7. The method of any one of claims 1-6, wherein the cell is a tomato cell.

8. The method of any one of claims 1-7, wherein the genomic locus encoding a native pre-miRNA encodes a native tomato pre-miRNA.

9. The method of any one of claims 1-8, wherein the genomic locus comprises SEQ ID NO 6 or SEQ ID NO 7.

10. The method of any one of claims 1-9, wherein the intermediate DNA comprises any one of SEQ ID NOs 1 to 5.

11. The method of any one of claims 1-10, wherein the nuclease is selected from the group consisting of: meganuclease (MN), Zinc Finger Nuclease (ZFN), transcription activator-like effector nuclease (TALEN), Cas9 nuclease, Cfp1 nuclease, dCas9-FokI, dCpf1-FokI, chimeric Cas9/Cpf 1-cytosine deaminase, chimeric Cas9/Cpf 1-adenine deaminase, chimeric FEN1-FokI, and Mega-TAL, nickase Cas9(nCas9), chimeric dCas9 non-FokI nuclease and dCpf1 non-FokI nuclease.

12. The method of any one of claims 1-11, wherein the cell has a haploid, diploid, polyploid or hexaploid genome.

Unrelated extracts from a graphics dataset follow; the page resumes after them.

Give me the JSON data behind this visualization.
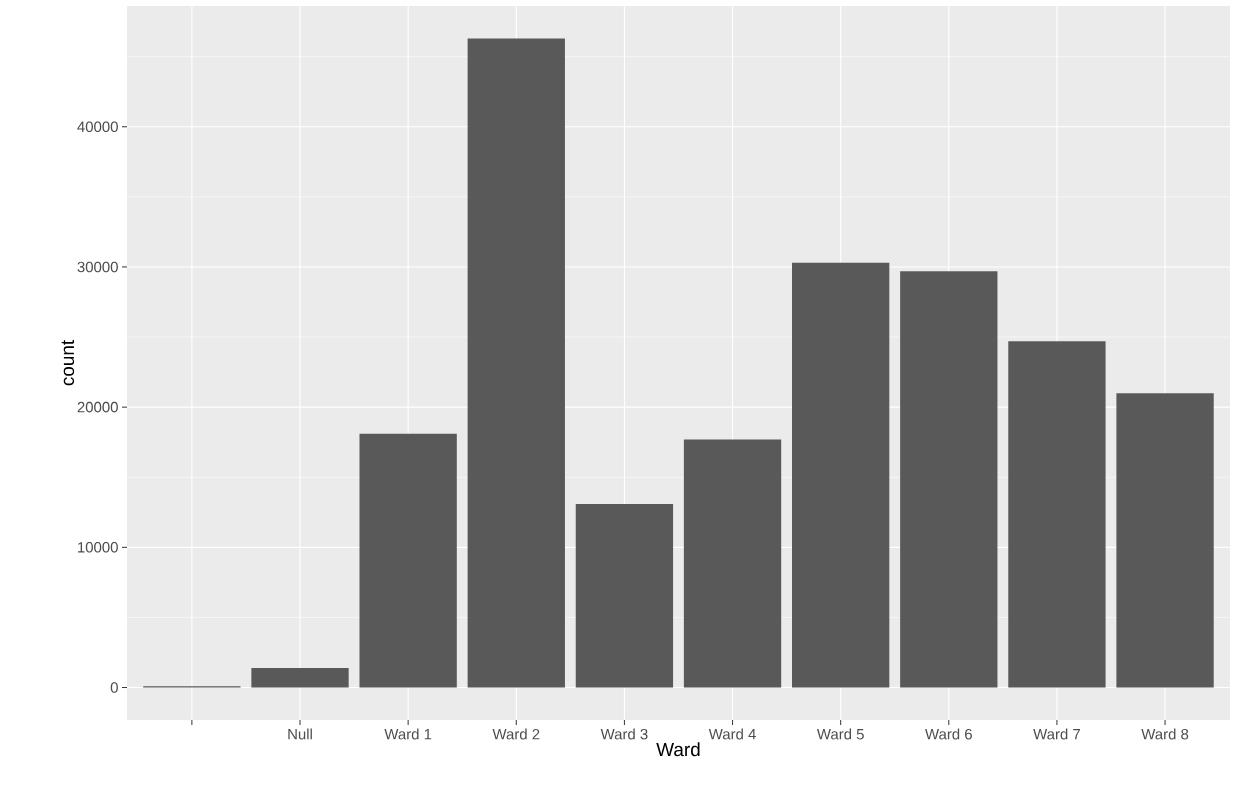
{
  "chart_data": {
    "type": "bar",
    "xlabel": "Ward",
    "ylabel": "count",
    "categories": [
      null,
      "Null",
      "Ward 1",
      "Ward 2",
      "Ward 3",
      "Ward 4",
      "Ward 5",
      "Ward 6",
      "Ward 7",
      "Ward 8"
    ],
    "values": [
      100,
      1400,
      18100,
      46300,
      13100,
      17700,
      30300,
      29700,
      24700,
      21000
    ],
    "color": "#595959",
    "ylim": [
      -2315,
      48615
    ],
    "yticks": [
      0,
      10000,
      20000,
      30000,
      40000
    ],
    "grid": true
  }
}
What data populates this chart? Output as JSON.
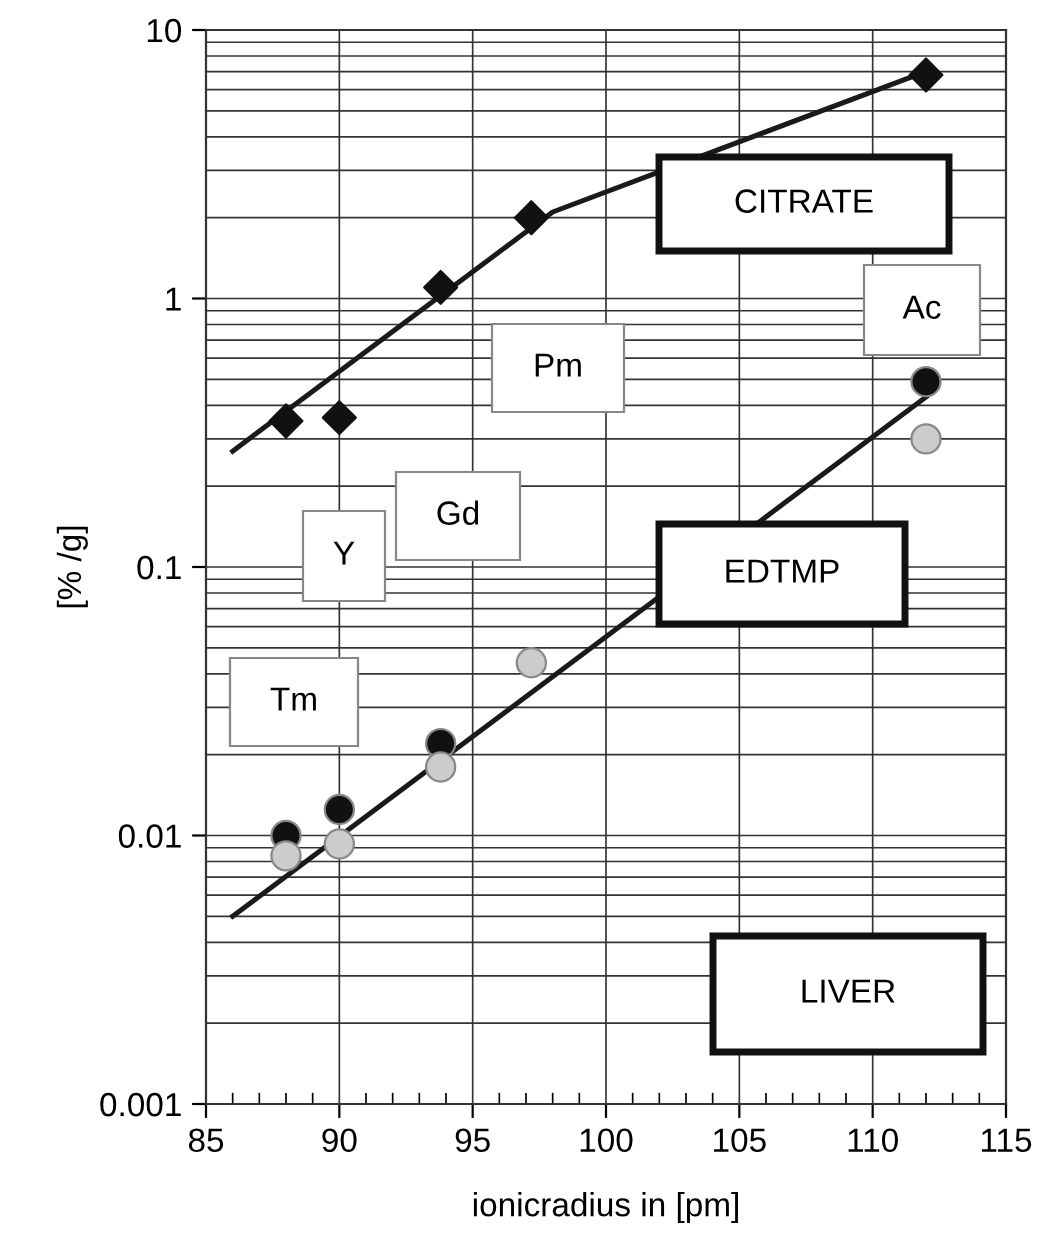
{
  "chart_data": {
    "type": "scatter",
    "xlabel": "ionicradius in [pm]",
    "ylabel": "[% /g]",
    "log": "y",
    "xlim": [
      85,
      115
    ],
    "ylim": [
      0.001,
      10
    ],
    "xticks": [
      85,
      90,
      95,
      100,
      105,
      110,
      115
    ],
    "yticks": [
      0.001,
      0.01,
      0.1,
      1,
      10
    ],
    "grid": true,
    "series": [
      {
        "type": "line",
        "color": "#1a1a1a",
        "x": [
          86,
          98,
          112
        ],
        "values": [
          0.27,
          2.1,
          7.0
        ],
        "marker": "none",
        "line_style": "solid"
      },
      {
        "color": "#111111",
        "x": [
          88,
          90,
          93.8,
          97.2,
          112
        ],
        "values": [
          0.35,
          0.36,
          1.1,
          2.0,
          6.8
        ],
        "marker": "diamond"
      },
      {
        "type": "line",
        "color": "#1a1a1a",
        "x": [
          86,
          112
        ],
        "values": [
          0.005,
          0.43
        ],
        "marker": "none",
        "line_style": "solid"
      },
      {
        "color": "#111111",
        "x": [
          88,
          90,
          93.8,
          112
        ],
        "values": [
          0.01,
          0.0125,
          0.022,
          0.49
        ],
        "marker": "circle"
      },
      {
        "color": "#cccccc",
        "x": [
          88,
          90,
          93.8,
          97.2,
          112
        ],
        "values": [
          0.0084,
          0.0093,
          0.018,
          0.044,
          0.3
        ],
        "marker": "circle"
      }
    ],
    "annotations": [
      "CITRATE",
      "Ac",
      "Pm",
      "Gd",
      "Y",
      "EDTMP",
      "Tm",
      "LIVER"
    ]
  }
}
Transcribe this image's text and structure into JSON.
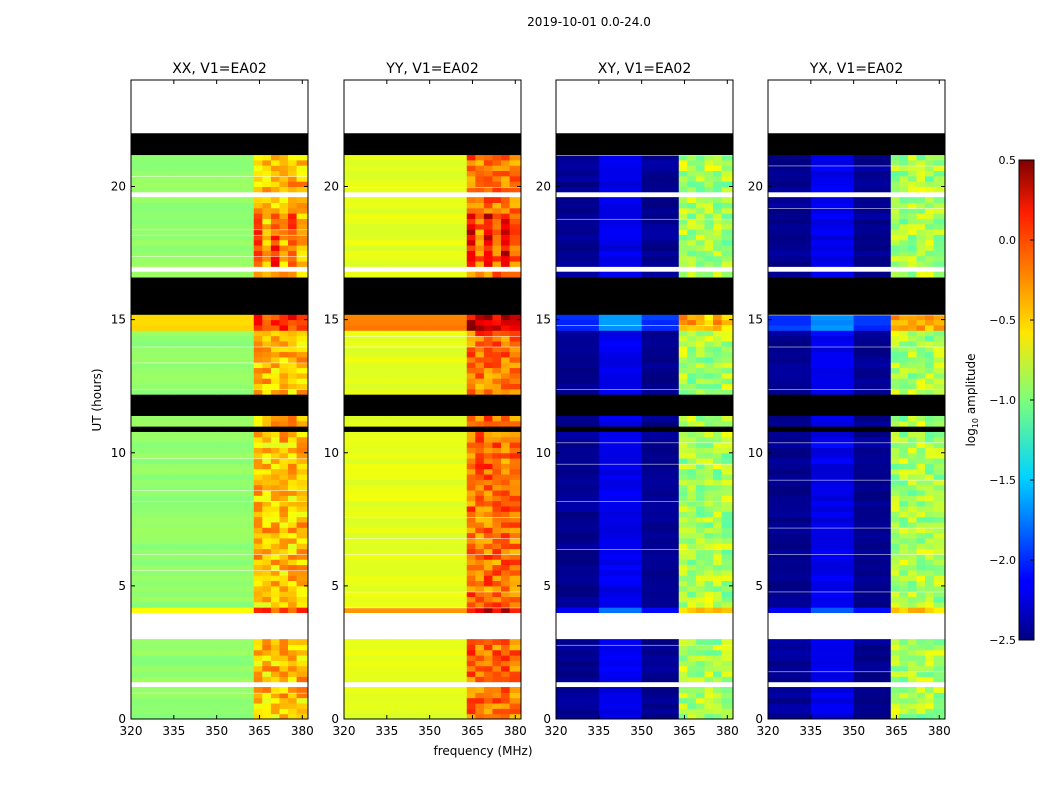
{
  "chart_data": {
    "type": "heatmap",
    "suptitle": "2019-10-01 0.0-24.0",
    "xlabel": "frequency (MHz)",
    "ylabel": "UT (hours)",
    "xlim": [
      320,
      382
    ],
    "ylim": [
      0,
      24
    ],
    "xticks": [
      320,
      335,
      350,
      365,
      380
    ],
    "yticks": [
      0,
      5,
      10,
      15,
      20
    ],
    "panels": [
      {
        "title": "XX, V1=EA02",
        "product": "parallel",
        "base_log_amp": -0.95
      },
      {
        "title": "YY, V1=EA02",
        "product": "parallel",
        "base_log_amp": -0.7
      },
      {
        "title": "XY, V1=EA02",
        "product": "cross",
        "base_log_amp": -2.3
      },
      {
        "title": "YX, V1=EA02",
        "product": "cross",
        "base_log_amp": -2.3
      }
    ],
    "rfi_band_mhz": [
      363,
      380
    ],
    "flagged_time_ranges_hr": [
      [
        21.3,
        22.0
      ],
      [
        15.3,
        16.7
      ],
      [
        11.5,
        12.2
      ],
      [
        10.8,
        10.95
      ]
    ],
    "no_data_ranges_hr": [
      [
        22.1,
        24.0
      ],
      [
        3.1,
        4.0
      ],
      [
        16.85,
        17.1
      ],
      [
        19.7,
        19.85
      ],
      [
        1.3,
        1.45
      ]
    ],
    "colorbar": {
      "label": "log",
      "label_sub": "10",
      "label_rest": " amplitude",
      "min": -2.5,
      "max": 0.5,
      "ticks": [
        "0.5",
        "0.0",
        "−0.5",
        "−1.0",
        "−1.5",
        "−2.0",
        "−2.5"
      ],
      "tick_values": [
        0.5,
        0.0,
        -0.5,
        -1.0,
        -1.5,
        -2.0,
        -2.5
      ],
      "colormap": "jet"
    }
  }
}
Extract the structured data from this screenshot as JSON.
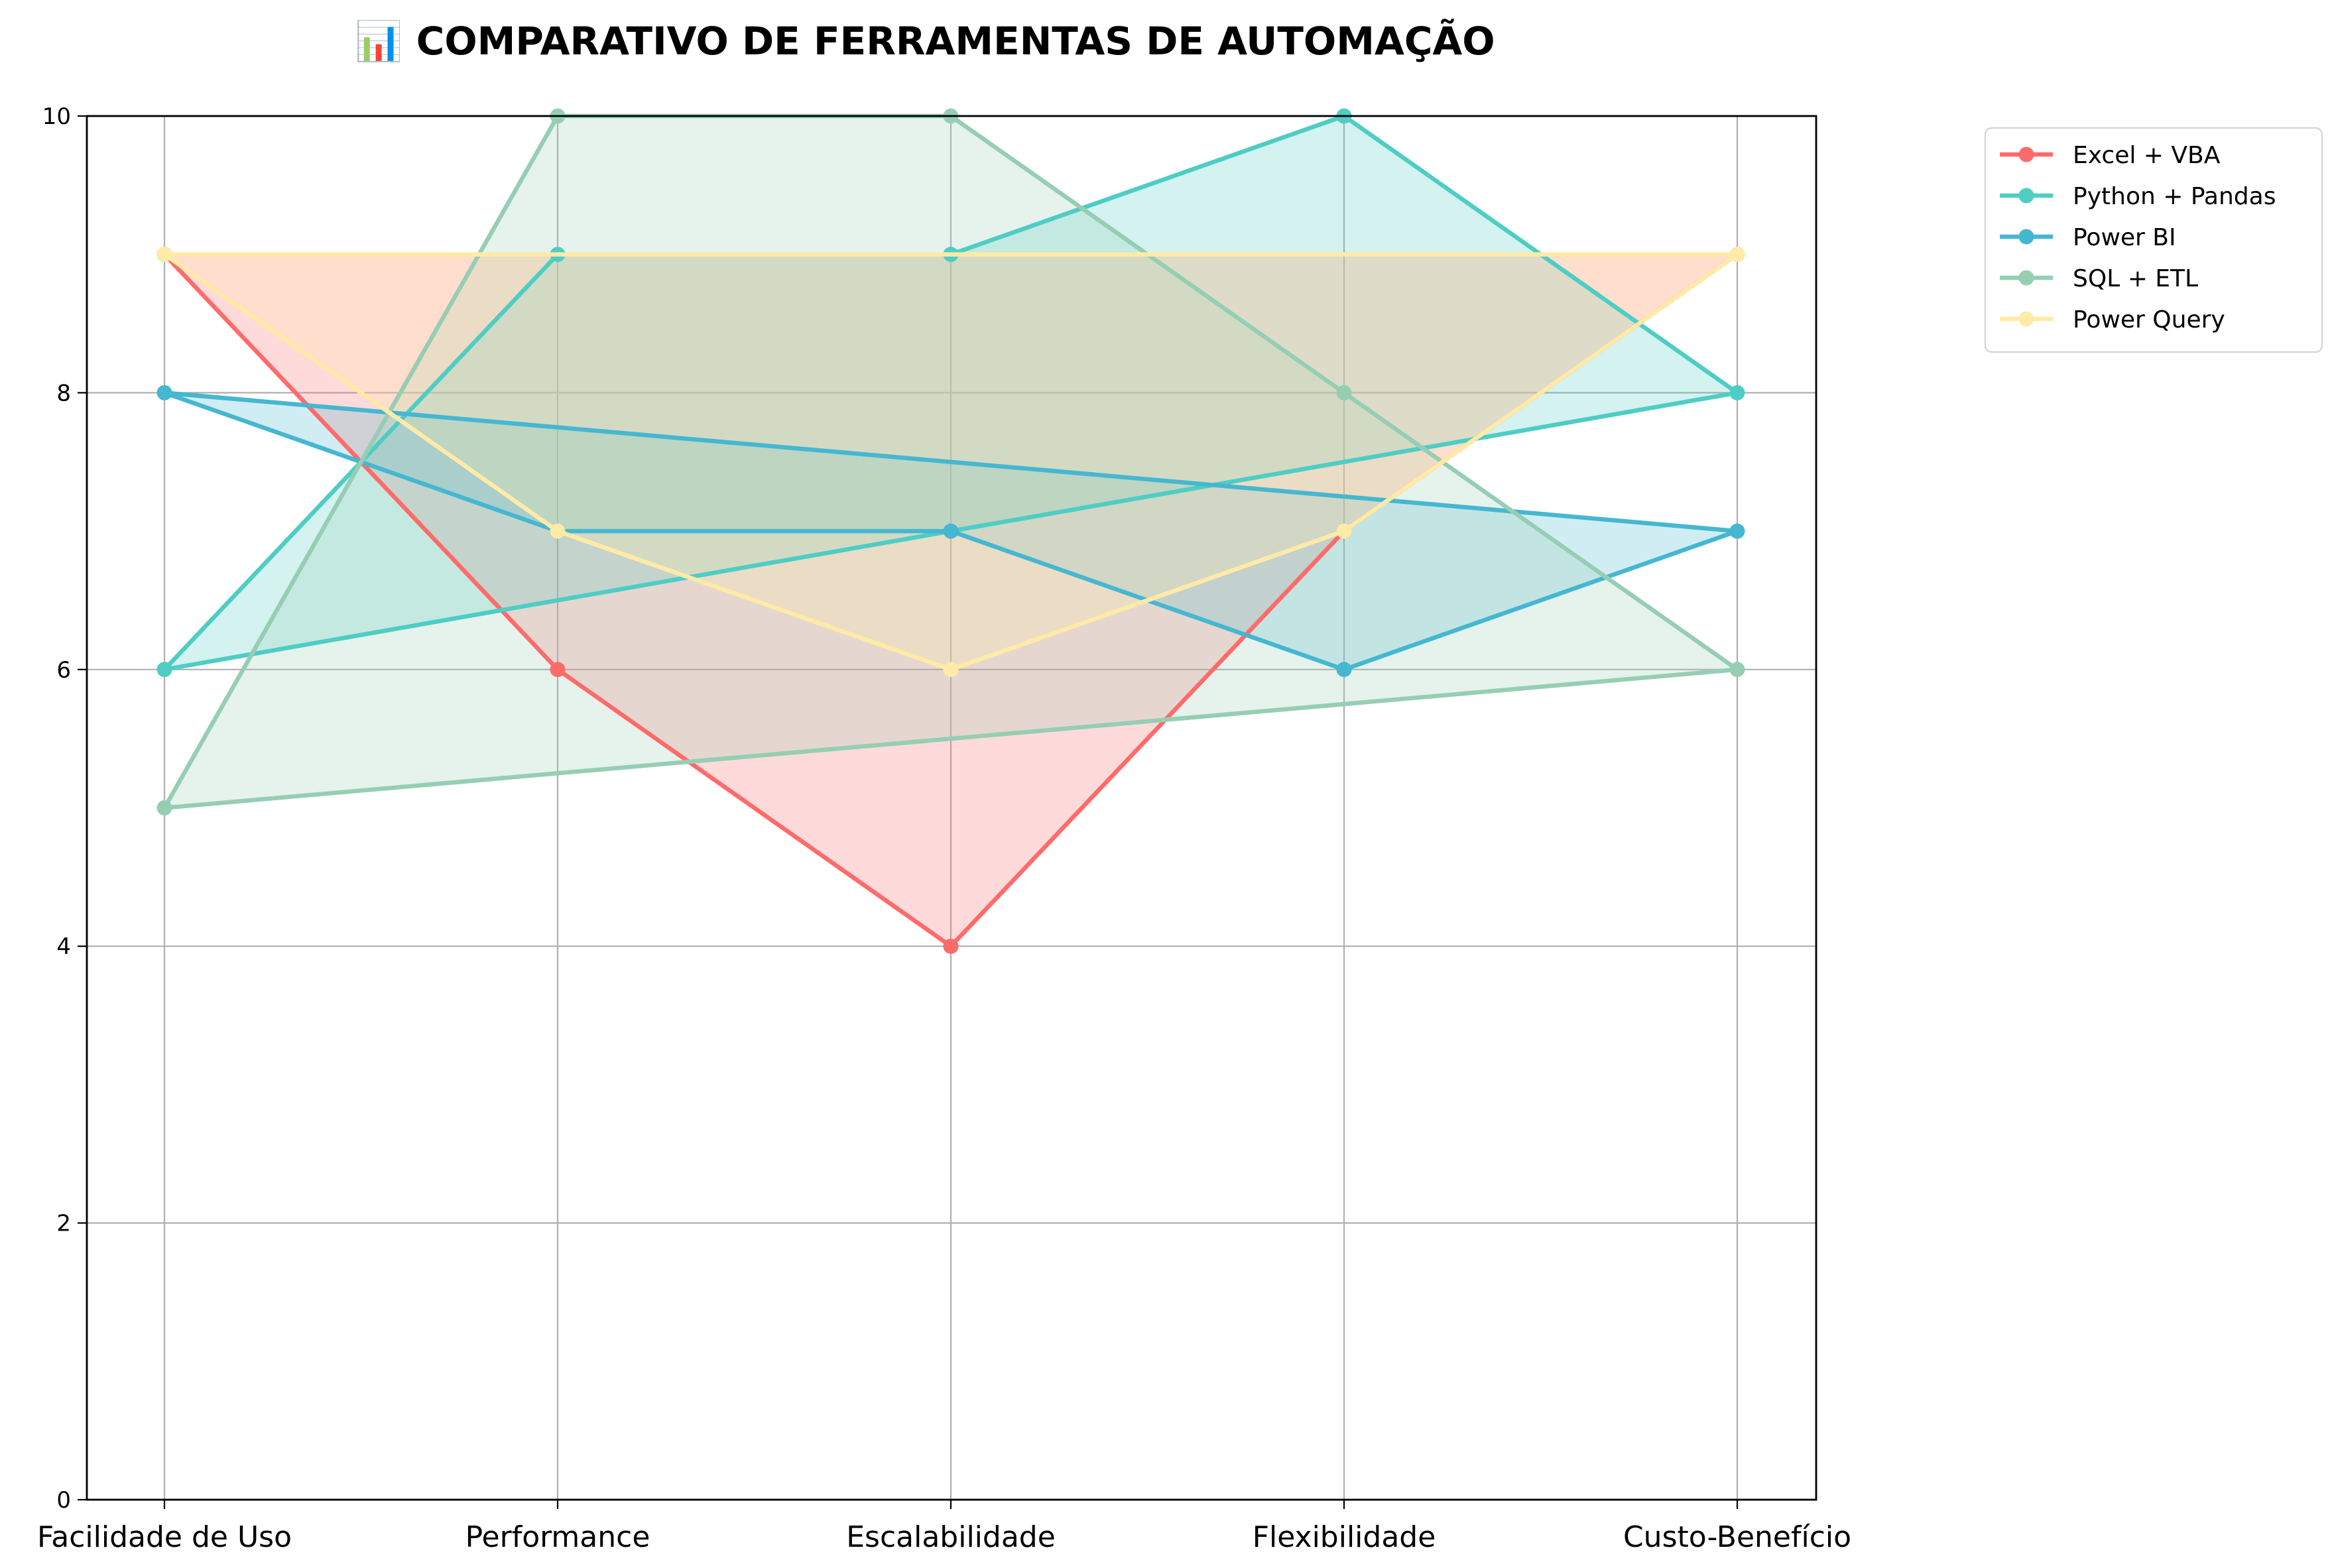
{
  "chart_data": {
    "type": "line",
    "title": "📊 COMPARATIVO DE FERRAMENTAS DE AUTOMAÇÃO",
    "categories": [
      "Facilidade de Uso",
      "Performance",
      "Escalabilidade",
      "Flexibilidade",
      "Custo-Benefício"
    ],
    "ylim": [
      0,
      10
    ],
    "yticks": [
      "0",
      "2",
      "4",
      "6",
      "8",
      "10"
    ],
    "grid": true,
    "legend_position": "outside-top-right",
    "closed_polygon_fill": true,
    "series": [
      {
        "name": "Excel + VBA",
        "color": "#FF6B6B",
        "values": [
          9,
          6,
          4,
          7,
          9
        ]
      },
      {
        "name": "Python + Pandas",
        "color": "#4ECDC4",
        "values": [
          6,
          9,
          9,
          10,
          8
        ]
      },
      {
        "name": "Power BI",
        "color": "#45B7D1",
        "values": [
          8,
          7,
          7,
          6,
          7
        ]
      },
      {
        "name": "SQL + ETL",
        "color": "#96CEB4",
        "values": [
          5,
          10,
          10,
          8,
          6
        ]
      },
      {
        "name": "Power Query",
        "color": "#FFEAA7",
        "values": [
          9,
          7,
          6,
          7,
          9
        ]
      }
    ]
  }
}
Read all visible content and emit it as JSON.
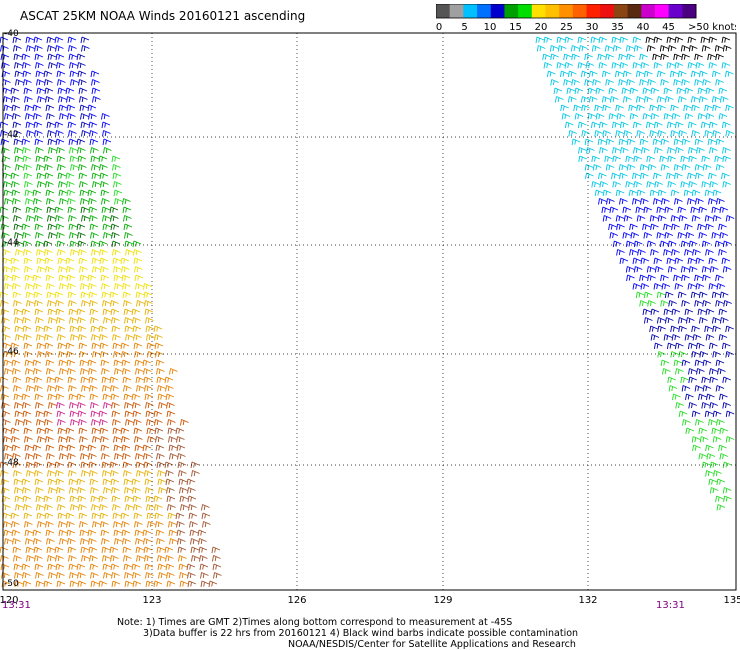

13. The method of any one of claims 1-12, wherein the cell is heterozygous for a pre-modified miRNA.

14. The method of any one of claims 1-13, wherein one or more guide sequences are introduced with the nuclease.

15. Plant cell, preferably a solanaceous plant, maize, rice, canola, soybean or sunflower cell, more preferably a tomato plant cell obtained by the method of any one of claims 1-14.

16. The cell of claim 15, comprising any one of SEQ ID NOs 1-5.

17. The cell of claim 16, comprising any one of SEQ ID NOs 8-17.

18. A method for producing a plant seed, preferably a solanaceous plant, maize, rice, canola, soybean or sunflower seed, more preferably a tomato seed, comprising crossing a plant comprising said plant cell obtained by the method of any one of claims 1-14 with itself or with another plant of the same crop.